Avoid being “mopped” up after a serious injury

Avoid being “mopped up” after you have suffered injury

The following is an article from last week’s Law Society Gazette. It’s a sign of the times I’m afraid as yet more of your cases are set to be dealt with by unqualified and untrained “claims handlers” (some might say paper shufflers). Their lack of experience can result in important aspects of cases being overlooked and the injured person receiving less compensation than they should. That they say the work is “pretty straightforward” belies the fact that cases which often appear “straightforward” usually aren’t if the right questions are asked.

It is also clear that these types of firms are under huge financial pressure which in turn means their “claims handlers” are under huge pressure to settle your claims quickly so the firm gets paid quickly which usually means your claim is “processed” (they are often referred to as “sausage factories”) too quickly such that cases are often settled for less than they should be. Unfortunately their priority is cash flow and not ensuring you receive the compensation you are entitled to.

I don’t regard you as merely “market share” waiting to be “mopped up”! The use of this language says it all really.

I deal with every claim as an individual and not as an automated process.

I put your interests first and not my cash flow!

I also have almost 20 years experience in personal injury claims.

Start of article: One of the country’s biggest personal injury firms says it will build a model ‘fit for purpose’ in the post-reform sector. Minster Law, which has 650 people working from two sites in Yorkshire, will be one of the firms most affected by the changes to road traffic accident claims.

But managing director Michael Warren says the firm has the financial clout to build new systems and reinvent its automated processes for handling claims.

Minster ceased to be part of the BGL Group last summer and was brought under the ownership of South African-based parent company BHL.

The investment vehicle has written off Minster’s £40m debts and injected £10m cash through a loan facility for the firm to upgrade technology. Minster’s finances had been on a downward spiral after the 2013 civil justice reforms and last year it reported losses of £35m. Warren said the firm is likely to report a small profit in 2015/16.

The plan now is to automate as much of the claims process as possible: ‘There are complexities and it is difficult to see a day when we don’t need top-end fee earners, but for the majority of the business we do it is pretty straightforward and the sector has chosen to make it complex. It is going away from a traditional law firm to a technology-based company.’
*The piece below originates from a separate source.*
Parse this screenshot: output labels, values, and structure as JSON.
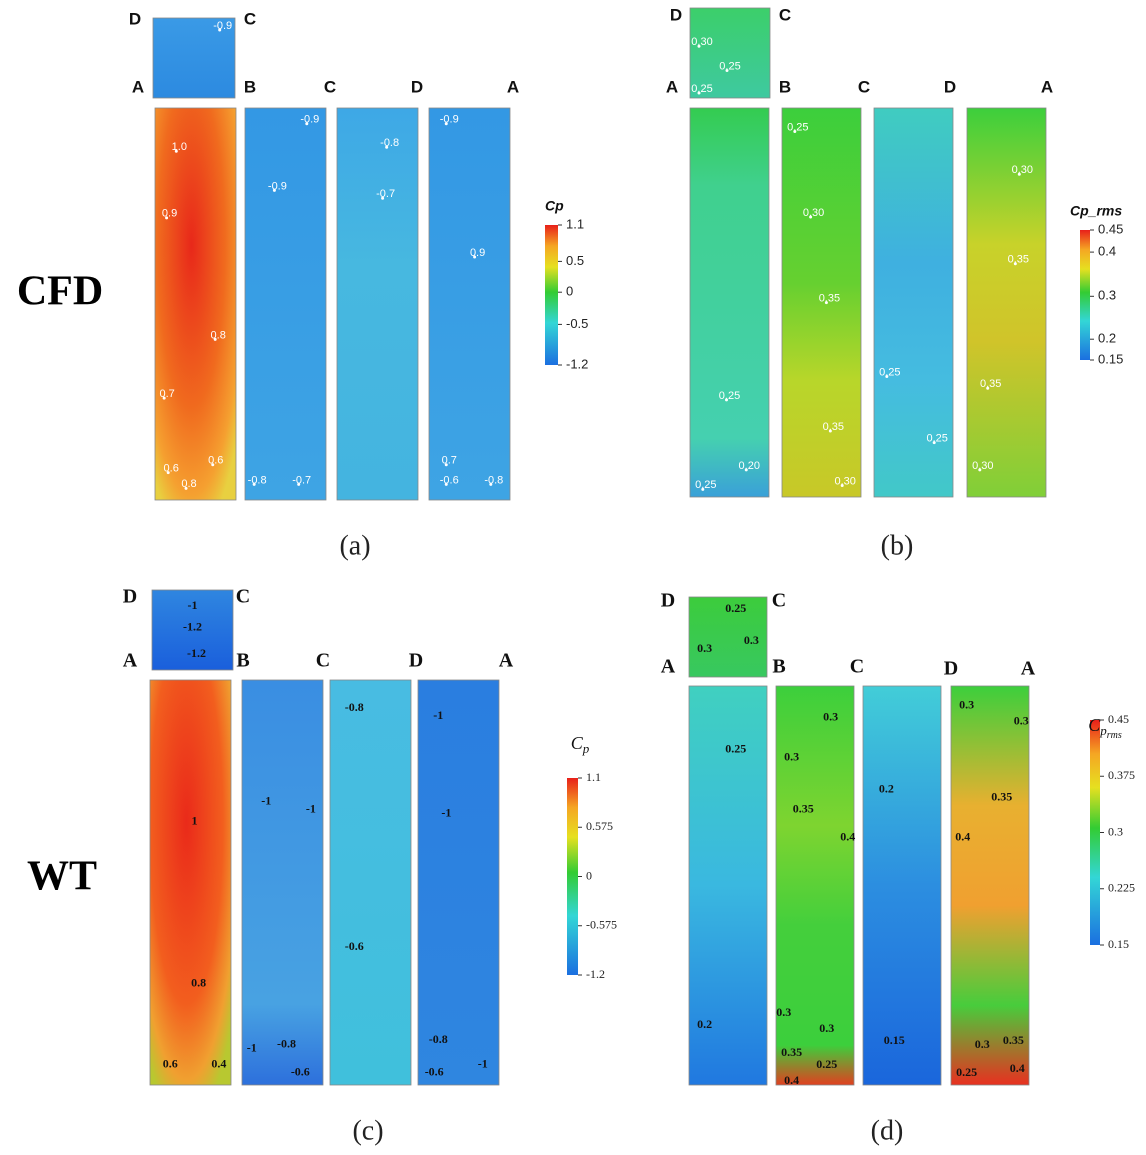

Minster retains links with BGL, which owns comparison site comparethemarket.com, through a seven-year contract that ensures it refers work. The arrangement means most clients coming to the firm are backed by before-the-event legal expenses insurance, Warren added.

Warren said the firm will shed several senior figures this year, with the incoming payroll being ‘lawyer-light’.

‘Whatever these reforms look like the expectation is that others will fold,’ he said. ‘There is a potential market share grab over the next few years, and with the investment in technology and the work in BHL, it gives us a great start to mop up some of this.’